Preparations capable of protecting against the effects of radiation began to be actively developed in the middle of the 20th century. Only some aminothiols, such as cystamine, cysteamine, aminoethylisothiuronium, turned out to be more or less effective and suitable for mass use. In fact, they are donors - SH groups, exposing them to attack instead of "relatives".

Radiation around us

To face radiation "face to face", accidents are not necessary at all. Radioactive substances are widely used in everyday life. Potassium is naturally radioactive and is a very important element for all living things.
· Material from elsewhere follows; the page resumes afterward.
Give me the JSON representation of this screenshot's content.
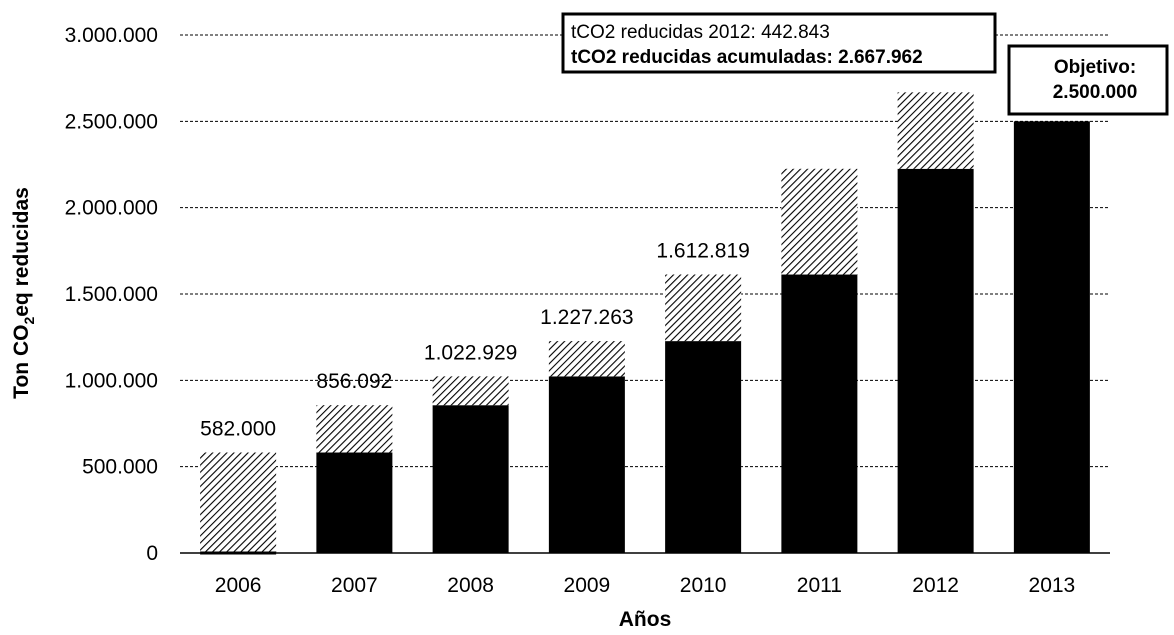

Due to the small admixture of the K-40 isotope in natural potassium, dietary salt and potash fertilizers “phonite”. Some older lenses used thorium oxide glass. The same element is added to some modern electrodes for argon welding. Until the middle of the 20th century, devices with illumination based on radium were actively used (in our time, radium was replaced by a less dangerous tritium). Some smoke detectors use an alpha emitter based on americium-241 or highly enriched plutonium-239 (yes, the same one from which nuclear bombs are made). But do not worry - the harm to health from all these sources is much less than the harm from worrying about this.